Anyhow, starting in 2014 Tony was elected to the California Assembly in AD15, where he has served two terms. Without being too effusive, Tony helped in the legislature to get funding for:

– keeping kids in school and out of the criminal justice system;

– helping fund foster kids being able to go to college;

– getting increased funding for early education programs;

– working to shift funding from the criminal justice system to early education and afterschool programs.

He then describes Marshall Tuck’s record, which you can read if you open the link.

He doesn’t dig into the obscene amount of money that is pouring into Tuck’s campaign, which has already raised three to four times more than Thurmond’s campaign. $4 million in new contributions just last week. Is the office for sale? The billionaire are used to buying whatever they want.

He concludes:

I am frankly worried that the lack of name recognition in Southern California will hurt Tony Thurmond, and that would be a shame. This is really a race between two totally different views of education: one view champions educating our kids wherever they live and no matter their economic/social class. That’s Tony Thurmond.

The other vision is a semi-photogenic front from the billionaire boys club of Eli Broad and the like. If you think they actually give a rat’s ass about our children, particularly in the LAUSD, you don’t know how they got to be billionaires. Wanna bet their kids go to LAUSD or the equivalent? Oh sure. That’s who Marshall Tuck is, zillions of dollars in backing or not.

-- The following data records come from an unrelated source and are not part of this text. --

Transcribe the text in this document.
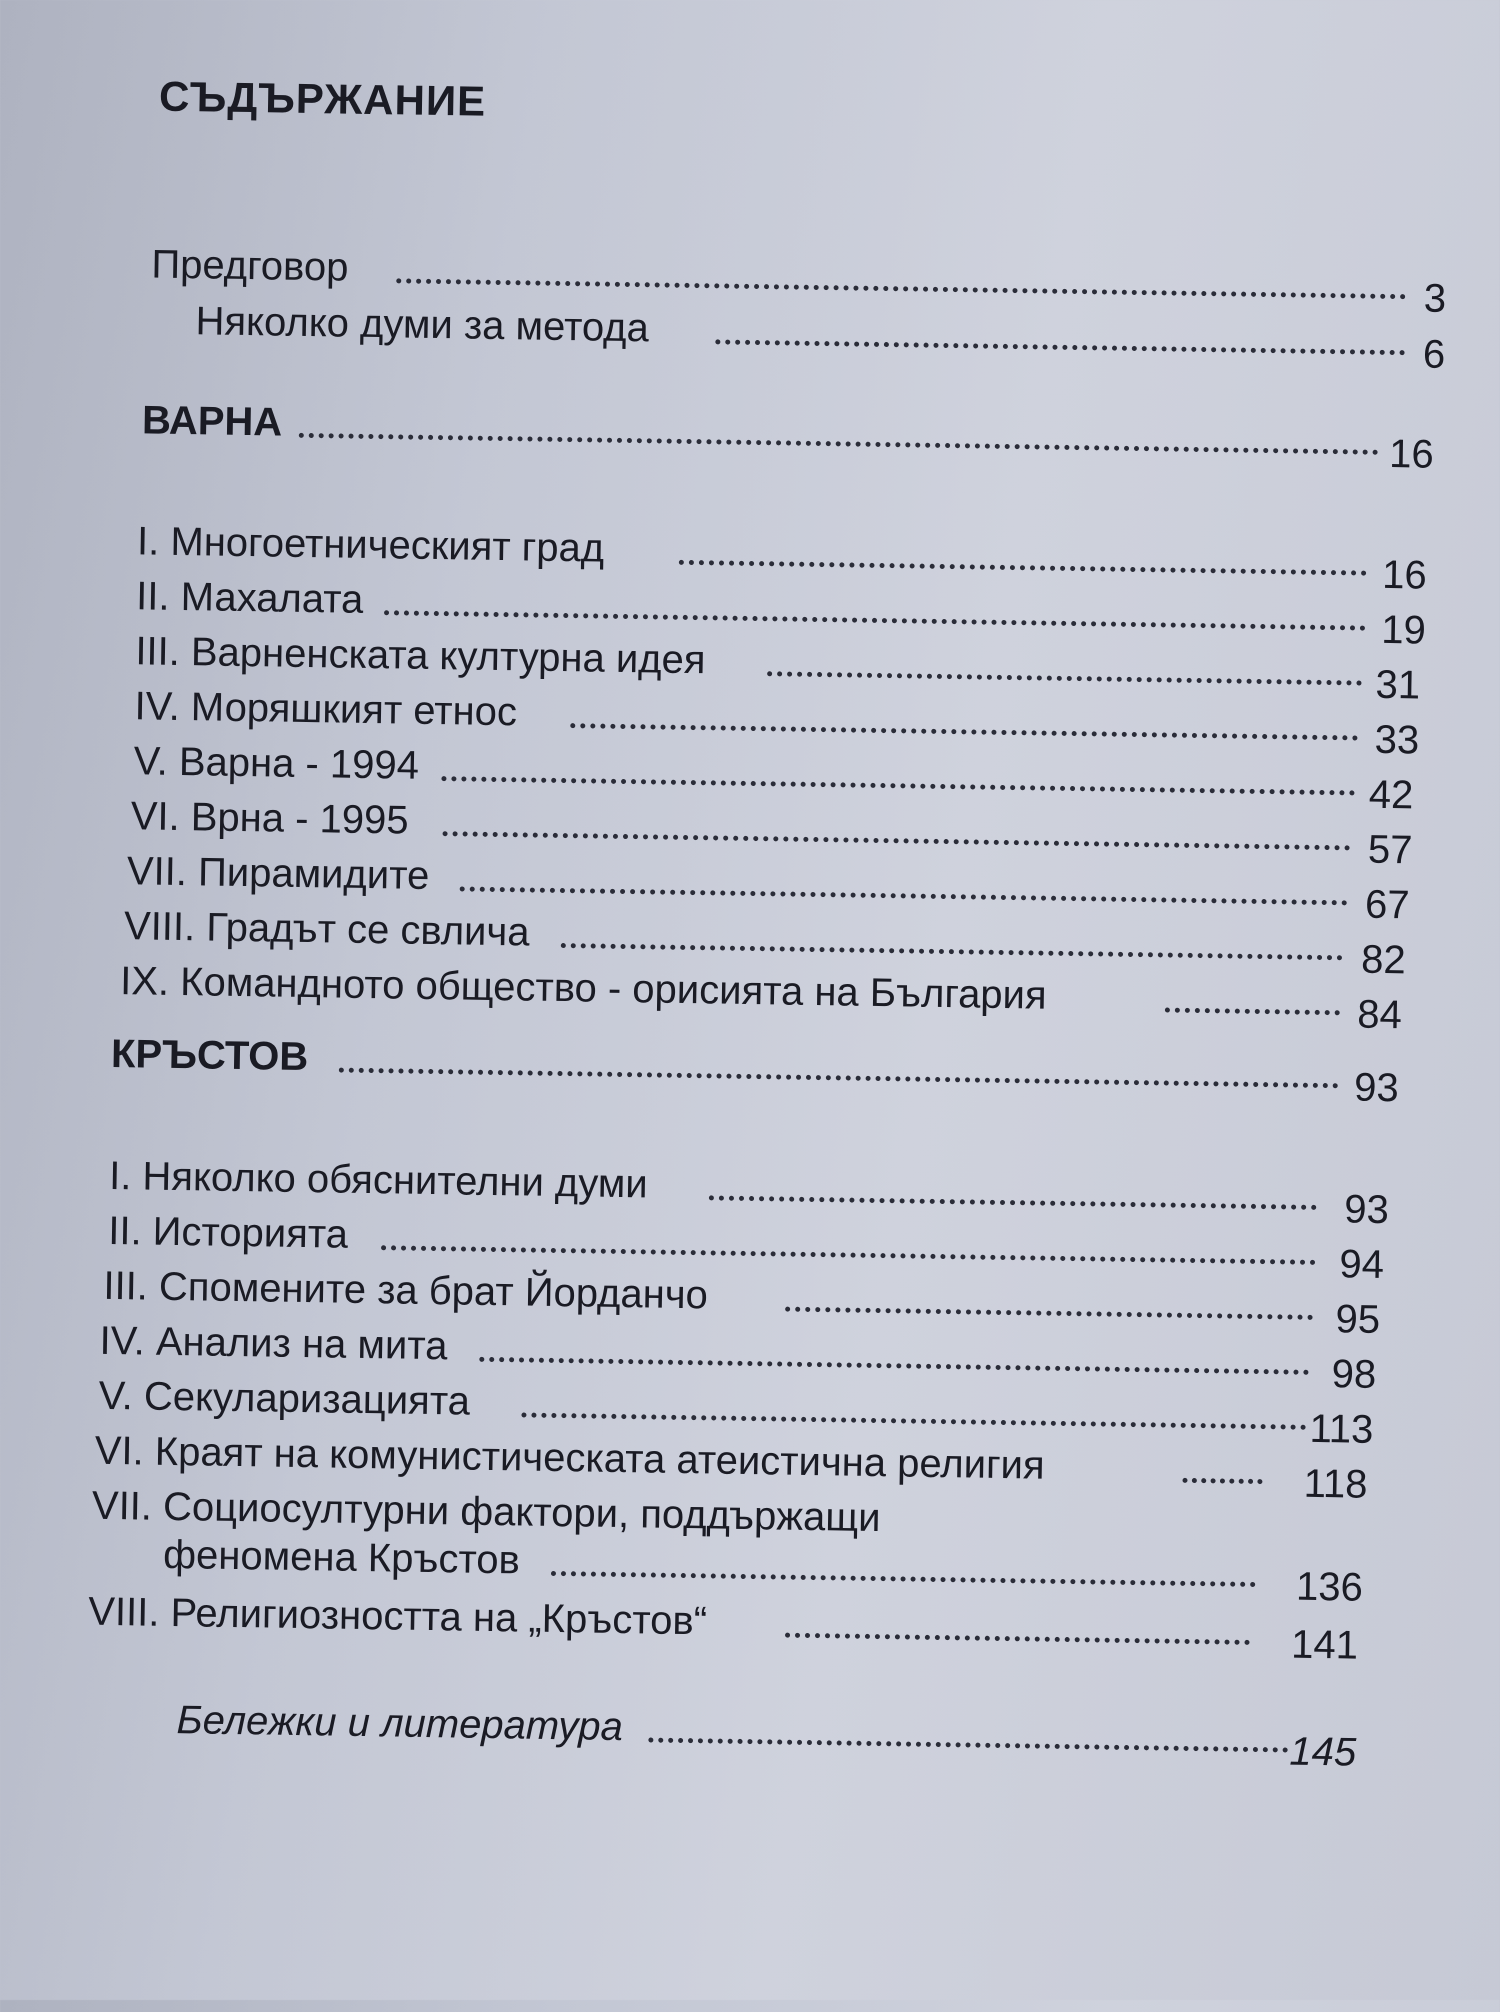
СЪДЪРЖАНИЕ
Предговор
3
Няколко думи за метода
6
ВАРНА
16
I. Многоетническият град
16
II. Махалата
19
III. Варненската културна идея
31
IV. Моряшкият етнос
33
V. Варна - 1994
42
VI. Врна - 1995
57
VII. Пирамидите
67
VIII. Градът се свлича
82
IX. Командното общество - орисията на България	84
КРЪСТОВ
93
I. Няколко обяснителни думи
93
II. Историята
94
III. Спомените за брат Йорданчо
95
IV. Анализ на мита
98
V. Секуларизацията
113
VI. Краят на комунистическата атеистична религия	118
VII. Социосултурни фактори, поддържащи
феномена Кръстов
136
VIII. Религиозността на „Кръстов“
141
Бележки и литература
145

We know two things for certain about the Charter School crowd. First, they’re all about siphoning money (ADA, or average daily attendance money to you and me) out of the publicly financed school system, leaving all the mandatory bureaucratic overhead of a school system to be funded out of what’s left after their take, as the School Boards try to educate the bulk of the children out of quickly dwindling funds.

The second thing we know for sure is that the Charter School folks simply don’t care if a lot of the Charter schools are run by crooks and are subject to bankruptcy and/or indictments during the school year, leaving their students on the street with nowhere to go.

He reminds readers that the charter school lobby kept charter school founder Ref Rodriguez on the Los Angeles school board just long enough to vote entrepreneur Austin Beutner into the superintendency, then resigned and was convicted of multiple felonies.

This crowd of unethical privatization-pushers should not be allowed to choose the state’s next education leader.

He doesn’t dig into the obscene amount of money that is pouring into Tuck’s campaign, which has already raised three to four times more than Thurmond’s campaign. $4 million in new contributions just last week. Is the office for sale? The billionaire are used to buying whatever they want. Only voters can stop them now.